Recuerdo muy bien que mi padre apareció en el pueblo una tarde con todo lo necesario para jugar al bádminton. Sacó los bártulos tan normal, del coche, como si cumpliera una tradición cualquiera y sin inmutarse. Por suerte yo aún no tenía edad para preocuparme, porque ciertamente era para preocuparse.
Ahora, visto desde la distancia, puedo comprender sus intenciones. El bádminton no era más que una excusa para hacer algo juntos. Lo entiendo mejor ahora que soy padre. A mí también me pasa con mis hijos, que van creciendo y a veces no sabes cómo acercarte. Me parece estupendo y es hasta entrañable. Pero el bádminton, ¿en serio? Casi hubiese sido mejor una caja de botellas de whisky y un maletín con fichas de póker. El bádminton, ojo. No había en el mundo más deportes.

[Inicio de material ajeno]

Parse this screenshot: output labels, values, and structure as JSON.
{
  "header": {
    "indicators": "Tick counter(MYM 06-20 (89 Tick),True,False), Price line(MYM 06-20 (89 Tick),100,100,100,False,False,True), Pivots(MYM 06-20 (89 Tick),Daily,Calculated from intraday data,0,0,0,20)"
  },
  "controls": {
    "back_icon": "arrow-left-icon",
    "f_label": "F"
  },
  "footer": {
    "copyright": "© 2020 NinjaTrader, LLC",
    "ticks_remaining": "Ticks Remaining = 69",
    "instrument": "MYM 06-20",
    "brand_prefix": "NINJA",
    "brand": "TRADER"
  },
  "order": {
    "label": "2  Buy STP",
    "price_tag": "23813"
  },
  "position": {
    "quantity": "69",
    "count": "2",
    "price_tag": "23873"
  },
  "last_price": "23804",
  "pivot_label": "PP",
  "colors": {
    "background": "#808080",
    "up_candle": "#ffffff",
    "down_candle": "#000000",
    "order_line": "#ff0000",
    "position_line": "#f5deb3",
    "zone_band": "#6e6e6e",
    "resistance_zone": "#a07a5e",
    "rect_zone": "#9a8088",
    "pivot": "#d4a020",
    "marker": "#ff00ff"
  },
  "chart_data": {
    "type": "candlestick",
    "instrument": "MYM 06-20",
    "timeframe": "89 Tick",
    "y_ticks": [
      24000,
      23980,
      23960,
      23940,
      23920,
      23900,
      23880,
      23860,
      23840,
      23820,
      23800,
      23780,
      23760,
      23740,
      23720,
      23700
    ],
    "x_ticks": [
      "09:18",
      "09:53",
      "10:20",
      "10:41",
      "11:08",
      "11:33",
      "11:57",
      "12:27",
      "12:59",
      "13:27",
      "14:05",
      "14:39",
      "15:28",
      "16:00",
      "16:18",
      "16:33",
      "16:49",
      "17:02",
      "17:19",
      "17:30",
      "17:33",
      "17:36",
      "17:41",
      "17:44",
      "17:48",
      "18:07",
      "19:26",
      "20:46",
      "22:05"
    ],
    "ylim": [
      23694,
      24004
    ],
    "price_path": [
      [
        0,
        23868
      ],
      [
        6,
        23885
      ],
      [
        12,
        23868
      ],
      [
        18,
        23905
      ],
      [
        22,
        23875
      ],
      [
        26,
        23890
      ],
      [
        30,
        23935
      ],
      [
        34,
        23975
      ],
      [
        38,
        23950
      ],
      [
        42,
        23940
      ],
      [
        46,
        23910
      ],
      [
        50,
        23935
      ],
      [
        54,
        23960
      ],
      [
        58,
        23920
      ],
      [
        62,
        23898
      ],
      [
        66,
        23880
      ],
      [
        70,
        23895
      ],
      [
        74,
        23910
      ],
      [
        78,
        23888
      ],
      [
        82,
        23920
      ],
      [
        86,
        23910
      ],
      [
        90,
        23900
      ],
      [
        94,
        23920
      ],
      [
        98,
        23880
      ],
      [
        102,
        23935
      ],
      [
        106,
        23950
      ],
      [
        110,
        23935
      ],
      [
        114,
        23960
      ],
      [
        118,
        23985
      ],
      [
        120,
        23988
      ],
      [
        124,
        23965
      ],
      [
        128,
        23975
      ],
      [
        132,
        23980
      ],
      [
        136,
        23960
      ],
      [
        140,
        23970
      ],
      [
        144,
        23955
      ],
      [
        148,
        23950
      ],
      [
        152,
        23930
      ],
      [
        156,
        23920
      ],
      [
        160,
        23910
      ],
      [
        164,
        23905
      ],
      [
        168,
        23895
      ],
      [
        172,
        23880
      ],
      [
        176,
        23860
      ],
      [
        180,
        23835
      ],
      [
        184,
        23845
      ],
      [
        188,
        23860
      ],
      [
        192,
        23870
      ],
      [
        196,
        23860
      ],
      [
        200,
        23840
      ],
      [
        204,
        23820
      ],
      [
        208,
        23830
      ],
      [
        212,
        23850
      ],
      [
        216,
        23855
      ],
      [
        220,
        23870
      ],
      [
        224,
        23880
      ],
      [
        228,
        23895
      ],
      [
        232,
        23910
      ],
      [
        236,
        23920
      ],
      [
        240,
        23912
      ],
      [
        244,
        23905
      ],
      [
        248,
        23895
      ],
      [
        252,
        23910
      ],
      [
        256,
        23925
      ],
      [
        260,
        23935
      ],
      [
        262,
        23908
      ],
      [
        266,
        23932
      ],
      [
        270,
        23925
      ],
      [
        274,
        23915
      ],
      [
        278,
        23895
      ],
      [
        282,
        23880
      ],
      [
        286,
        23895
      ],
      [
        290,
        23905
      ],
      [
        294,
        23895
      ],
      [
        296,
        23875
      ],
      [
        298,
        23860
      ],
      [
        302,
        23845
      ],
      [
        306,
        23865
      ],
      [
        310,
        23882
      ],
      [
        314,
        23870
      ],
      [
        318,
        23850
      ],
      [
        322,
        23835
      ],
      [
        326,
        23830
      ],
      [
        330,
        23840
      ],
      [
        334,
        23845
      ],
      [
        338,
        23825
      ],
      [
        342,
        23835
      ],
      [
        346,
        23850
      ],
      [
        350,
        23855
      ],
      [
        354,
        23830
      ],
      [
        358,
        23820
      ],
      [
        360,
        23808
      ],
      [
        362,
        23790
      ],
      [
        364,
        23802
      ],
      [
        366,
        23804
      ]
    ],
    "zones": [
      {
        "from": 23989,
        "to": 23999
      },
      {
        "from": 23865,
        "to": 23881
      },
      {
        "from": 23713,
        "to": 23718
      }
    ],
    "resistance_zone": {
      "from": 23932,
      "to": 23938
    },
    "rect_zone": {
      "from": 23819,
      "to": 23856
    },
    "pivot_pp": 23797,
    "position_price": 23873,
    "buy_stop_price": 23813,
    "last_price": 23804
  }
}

Menos mal que no se enteraron los servicios sociales.
Admito que yo no era fácil de preadolescente, pero lo del bádminton no fue por ello menos sorprendente. Mi padre apareció con un par de raquetas, una red desmontable y eso que hace las veces de pelota y he visto en Google que se llama volante. Juraría que jugamos aproximadamente unos seis o siete minutos. Juraría que culpamos al viento de cada mal golpe. Juraría que él se cansó incluso antes.
En casa no se volvió a hablar del bádminton como no se volvía a hablar de los periquitos que desaparecían de sus jaulas de repente. Oficialmente eso nunca ocurrió, y jamás dijo nada mi madre, aunque de vez en cuando seguía encontrándome las raquetas por el garaje. Juraría que aún estarán por allí. Juraría que las vi el pasado verano en un estante junto a la tabla de skate y un radiocassette. Juraría que acabaré jugando con mi hijo más pronto que tarde.
Con mi primo jugué por lo menos tres o cuatro veces al bádminton, pero tampoco sedimentó en nosotros la pasión por el deporte. La última vez jugamos a pegarnos con las raquetas en la frente. Ganaba quien aguantara más golpes sin quejarse. Un juego sencillo a la par que fascinante. No tengo fotos porque no había nadie con teléfonos móviles entonces, solo éramos dos chavales disfrutando del momento a tope. Los chavales de ahora están todo el día con el móvil y no saben divertirse como antes.
El bádminton, eso sí, se ajustaba a mi sueño olímpico. Me veía con posibilidades. Esto lo hablé mucho con mi amigo Emilio. Somos fanáticos de los Juegos y conservábamos una cierta ilusión por llegar algún día a participar en ellos. Resolvimos que el camino más sencillo para conseguirlo era 1) elegir un deporte minoritario y 2) mudarte a Andorra y nacionalizarte. La idea tenía sus aristas, pero sin duda albergaba bastante potencial de éxito. Sin embargo, nunca exploramos al máximo las opciones. Nos despistamos un poco, pasaron los años y se nos hizo tarde. Nos faltó creérnoslo. Nos faltó hambre. Nos faltó un coach motivacional o un representante.
.
Ocurrió en España también algo inesperado con el bádminton. De repente teníamos una estrella mundial en este deporte. Cuando Carolina Marín ganó el oro olímpico en Río de Janeiro yo podía presumir delante de cualquiera sin temor a equivocarme: «Yo ya jugaba al bádminton antes de que se pusiera de moda, con unas raquetas que compró mi padre». Cuando lo vuelva a ganar en 2024, en los Juegos de París, atenderé consultas por dm.